Testing sites can become a bit of a zoo, and the job of bringing some order to the chaos is one that often falls to medical assistants.

1. The Number One Most Likely Role for MAs is on the Periphery as the Drive-Through Screener

Screeners are the first staff in contact with the people coming in, but only light PPE is required because you won’t be getting too close! Instead, your job is to collect information and verify that the person is eligible for testing. At some sites, appointments are required, and if so, the screen verifies the person is on the schedule and checks off that they have arrived, while notifying the testing station that the next person to be tested is in the queue.

In other areas, testing remains limited and only people with possible symptoms, or who work in certain jobs are eligible. It will be your job to validate that before sending them on to the testing station, or, if they are not, directing them back out through the exit and providing information on how or when they will be eligible for testing.

Screeners may also be prepared to answer other questions about the testing process or even about COVID-19 in general since they will have the most interaction with patients.

The most important part of the job, though, is data collection. Personal information has to be collected so that the person can be contacted if the test comes back positive.

It’s a terrible feeling to get a positive test result back from the lab only to find that the person’s phone number is illegible or missing a digit – this happens more often than you might imagine. Many facilities are going with digital data collection to prevent this kind of thing from happening, so get your hunting and pecking fingers ready to handle an iPad for your twelve-hour shift!

2. The Prepper is Closer to the Action, Positioned at the Actual Testing Station

In some sites, where self-collection is used, the prepper and swabber roles are combined so only one person is stationed there.

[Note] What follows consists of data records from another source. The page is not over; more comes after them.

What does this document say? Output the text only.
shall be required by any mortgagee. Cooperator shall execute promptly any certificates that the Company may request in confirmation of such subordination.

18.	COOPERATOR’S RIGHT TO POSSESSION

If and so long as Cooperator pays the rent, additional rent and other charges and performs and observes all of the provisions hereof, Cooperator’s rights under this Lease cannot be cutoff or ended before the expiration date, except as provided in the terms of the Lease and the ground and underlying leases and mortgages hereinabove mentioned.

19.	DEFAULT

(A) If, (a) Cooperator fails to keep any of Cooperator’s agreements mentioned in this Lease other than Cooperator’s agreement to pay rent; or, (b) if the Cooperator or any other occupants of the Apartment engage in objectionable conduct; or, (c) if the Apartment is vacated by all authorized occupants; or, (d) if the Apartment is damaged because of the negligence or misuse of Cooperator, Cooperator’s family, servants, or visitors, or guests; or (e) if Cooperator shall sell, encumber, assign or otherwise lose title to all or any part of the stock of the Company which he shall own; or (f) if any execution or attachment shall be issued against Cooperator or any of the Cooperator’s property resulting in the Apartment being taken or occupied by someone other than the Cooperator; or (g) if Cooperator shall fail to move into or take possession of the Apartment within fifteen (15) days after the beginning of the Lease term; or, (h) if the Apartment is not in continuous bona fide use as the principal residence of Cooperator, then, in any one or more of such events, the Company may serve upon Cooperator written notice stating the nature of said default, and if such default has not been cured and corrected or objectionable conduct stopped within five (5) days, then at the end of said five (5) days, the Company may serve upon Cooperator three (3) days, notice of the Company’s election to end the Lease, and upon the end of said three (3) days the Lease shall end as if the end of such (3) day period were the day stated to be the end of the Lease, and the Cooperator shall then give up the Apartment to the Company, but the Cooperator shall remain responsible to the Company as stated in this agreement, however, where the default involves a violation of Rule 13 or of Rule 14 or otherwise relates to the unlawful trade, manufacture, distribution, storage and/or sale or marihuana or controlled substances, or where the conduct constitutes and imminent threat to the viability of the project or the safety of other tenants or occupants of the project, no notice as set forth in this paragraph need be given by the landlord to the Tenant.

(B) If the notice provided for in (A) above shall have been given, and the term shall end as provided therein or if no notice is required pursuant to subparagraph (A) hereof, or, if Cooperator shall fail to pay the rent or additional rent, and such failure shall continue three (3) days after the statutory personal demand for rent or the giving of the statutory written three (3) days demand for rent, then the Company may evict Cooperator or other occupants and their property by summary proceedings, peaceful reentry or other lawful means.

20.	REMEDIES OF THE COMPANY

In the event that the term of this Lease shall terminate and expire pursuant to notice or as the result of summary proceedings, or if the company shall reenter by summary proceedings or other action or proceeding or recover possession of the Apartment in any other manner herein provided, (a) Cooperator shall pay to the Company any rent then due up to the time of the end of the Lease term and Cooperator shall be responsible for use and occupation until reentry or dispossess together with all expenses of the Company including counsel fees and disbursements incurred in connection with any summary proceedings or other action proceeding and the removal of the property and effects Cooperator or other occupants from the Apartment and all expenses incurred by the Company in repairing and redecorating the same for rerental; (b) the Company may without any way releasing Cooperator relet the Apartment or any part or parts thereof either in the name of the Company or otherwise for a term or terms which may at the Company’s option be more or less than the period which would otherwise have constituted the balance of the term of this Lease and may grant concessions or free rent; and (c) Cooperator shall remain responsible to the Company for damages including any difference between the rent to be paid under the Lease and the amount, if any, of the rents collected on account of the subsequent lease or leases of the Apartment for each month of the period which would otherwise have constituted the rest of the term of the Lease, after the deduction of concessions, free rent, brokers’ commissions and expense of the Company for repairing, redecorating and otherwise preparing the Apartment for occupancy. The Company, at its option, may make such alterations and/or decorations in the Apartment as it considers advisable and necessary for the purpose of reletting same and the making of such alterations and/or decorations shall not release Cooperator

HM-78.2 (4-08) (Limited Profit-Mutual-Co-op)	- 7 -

At other sites, however, the prepper works as the clean side of the two-man team. That means you will only interact with sterile, non-contaminated supplies and tasks and only light PPE are required: a mask and gloves are probably fine.

The prepper handles all the test equipment preparation, unpacking the sterile swabs and collection and preservation of media tubes, laying out drapes, and putting labels on the test kit for processing. Part of the process is also a check on the screener; the prepper has to verify the personal information collected at the first step.

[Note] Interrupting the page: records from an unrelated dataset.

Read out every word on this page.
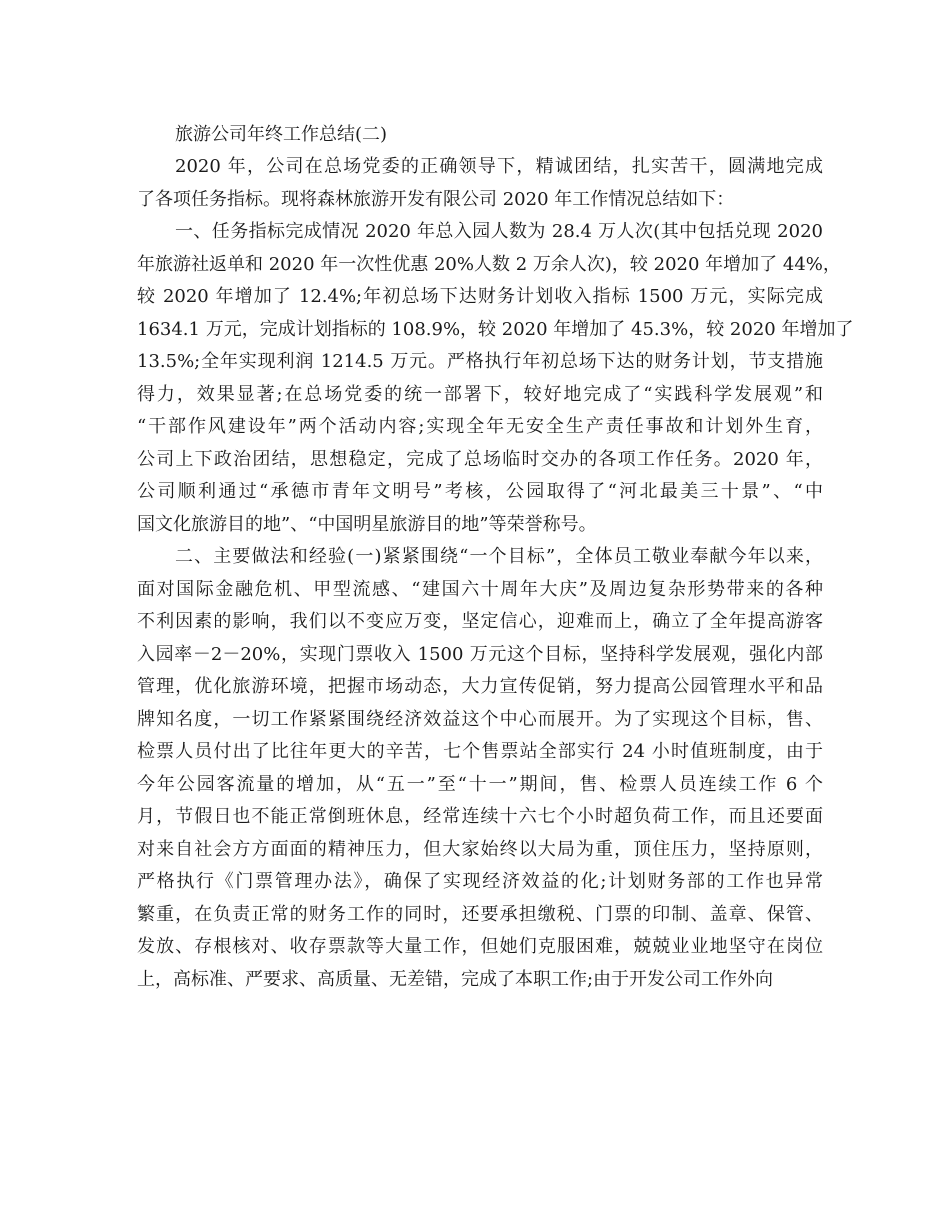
旅游公司年终工作总结(二)

2020 年，公司在总场党委的正确领导下，精诚团结，扎实苦干，圆满地完成
了各项任务指标。现将森林旅游开发有限公司 2020 年工作情况总结如下：

一、任务指标完成情况 2020 年总入园人数为 28.4 万人次(其中包括兑现 2020
年旅游社返单和 2020 年一次性优惠 20%人数 2 万余人次)，较 2020 年增加了 44%，
较 2020 年增加了 12.4%;年初总场下达财务计划收入指标 1500 万元，实际完成
1634.1 万元，完成计划指标的 108.9%，较 2020 年增加了 45.3%，较 2020 年增加了
13.5%;全年实现利润 1214.5 万元。严格执行年初总场下达的财务计划，节支措施
得力，效果显著;在总场党委的统一部署下，较好地完成了“实践科学发展观”和
“干部作风建设年”两个活动内容;实现全年无安全生产责任事故和计划外生育，
公司上下政治团结，思想稳定，完成了总场临时交办的各项工作任务。2020 年，
公司顺利通过“承德市青年文明号”考核，公园取得了“河北最美三十景”、“中
国文化旅游目的地”、“中国明星旅游目的地”等荣誉称号。

二、主要做法和经验(一)紧紧围绕“一个目标”，全体员工敬业奉献今年以来，
面对国际金融危机、甲型流感、“建国六十周年大庆”及周边复杂形势带来的各种
不利因素的影响，我们以不变应万变，坚定信心，迎难而上，确立了全年提高游客
入园率－2－20%，实现门票收入 1500 万元这个目标，坚持科学发展观，强化内部
管理，优化旅游环境，把握市场动态，大力宣传促销，努力提高公园管理水平和品
牌知名度，一切工作紧紧围绕经济效益这个中心而展开。为了实现这个目标，售、
检票人员付出了比往年更大的辛苦，七个售票站全部实行 24 小时值班制度，由于
今年公园客流量的增加，从“五一”至“十一”期间，售、检票人员连续工作 6 个
月，节假日也不能正常倒班休息，经常连续十六七个小时超负荷工作，而且还要面
对来自社会方方面面的精神压力，但大家始终以大局为重，顶住压力，坚持原则，
严格执行《门票管理办法》，确保了实现经济效益的化;计划财务部的工作也异常
繁重，在负责正常的财务工作的同时，还要承担缴税、门票的印制、盖章、保管、
发放、存根核对、收存票款等大量工作，但她们克服困难，兢兢业业地坚守在岗位
上，高标准、严要求、高质量、无差错，完成了本职工作;由于开发公司工作外向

The prepper may also be responsible for safely packaging the test media after the swab has been collected and storing it in a refrigerator or getting to the lab via currier, depending on how the site is set up.

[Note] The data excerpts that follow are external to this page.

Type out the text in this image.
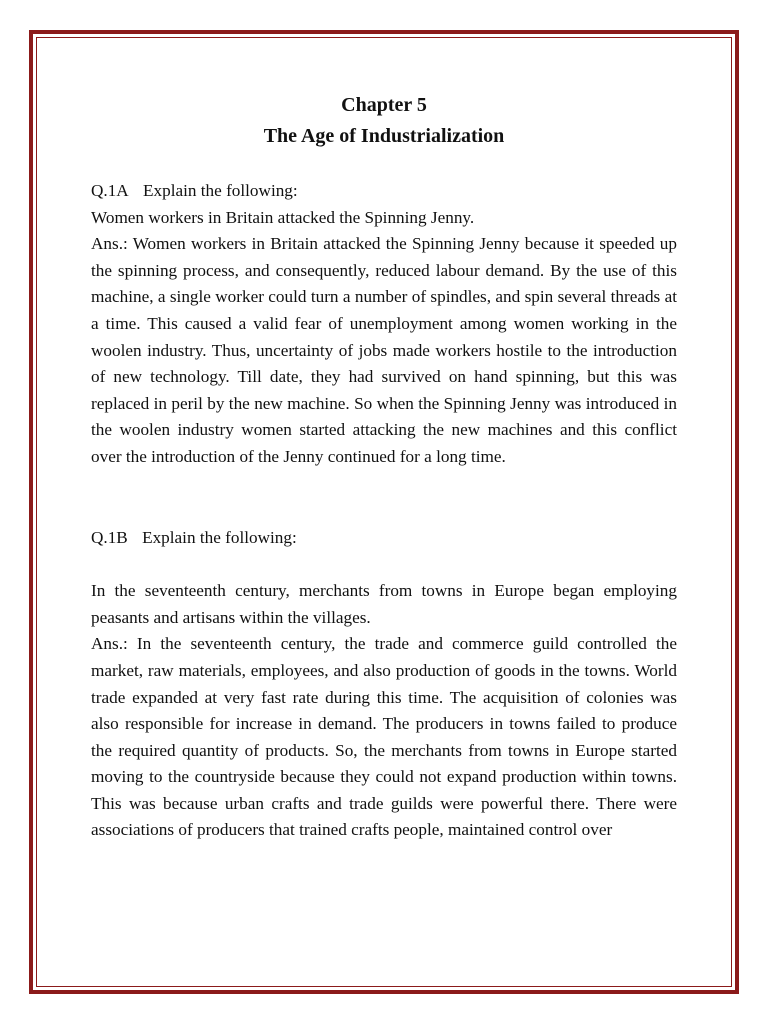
Chapter 5
The Age of Industrialization

Q.1A Explain the following:

Women workers in Britain attacked the Spinning Jenny.

Ans.: Women workers in Britain attacked the Spinning Jenny because it speeded up the spinning process, and consequently, reduced labour demand. By the use of this machine, a single worker could turn a number of spindles, and spin several threads at a time. This caused a valid fear of unemployment among women working in the woolen industry. Thus, uncertainty of jobs made workers hostile to the introduction of new technology. Till date, they had survived on hand spinning, but this was replaced in peril by the new machine. So when the Spinning Jenny was introduced in the woolen industry women started attacking the new machines and this conflict over the introduction of the Jenny continued for a long time.

Q.1B Explain the following:

In the seventeenth century, merchants from towns in Europe began employing peasants and artisans within the villages.

Ans.: In the seventeenth century, the trade and commerce guild controlled the market, raw materials, employees, and also production of goods in the towns. World trade expanded at very fast rate during this time. The acquisition of colonies was also responsible for increase in demand. The producers in towns failed to produce the required quantity of products. So, the merchants from towns in Europe started moving to the countryside because they could not expand production within towns. This was because urban crafts and trade guilds were powerful there. There were associations of producers that trained crafts people, maintained control over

3. The Swabber is in the Thick of It, Working on the Dirty Side of the Testing Process

Handling potentially infectious materials and any necessary patient contact are the duties that fall to the swabber. Not all facilities will allow self-collection despite the fact that it’s approved by the FDA, so you may well find yourself playing nasal swizzle stick with patients. You’ll need to dress in full PPE for the event, including:

  • Gown
  • Gloves
  • Goggles or face shield
  • N95 respirator or close-fitting mask

Beyond the basic risk of infection with COVID-19, swabbers have to be prepared for other incidental clinical catastrophes… those inevitable errors where an errant swab triggers a nosebleed, or the provocation of the gag reflex initiates a vomit blast coming out the window. Being quick on your feet with an emesis basin and keeping a sterile drape handy can save you a lot of drama.

In places where self-collection is allowed, you’ll keep all the equipment but fall back to a less invasive role. In those cases, it will be your job to supervise the patient and ensure that they perform the procedure correctly themselves. You’ll still be the one taking the sample swab and packaging it in the transport media, as well as dealing with any procedural failures.

Taken together with traffic control, logistical support, and other facilities staff, these roles that medical assistants can fill make up the backbone of a drive-through testing effort. In the coming months, thousands and perhaps millions of Americans will filter through such test sites, coming away with peace of mind or access to the kind of life-saving medical care they may need to get through a COVID-19 infection.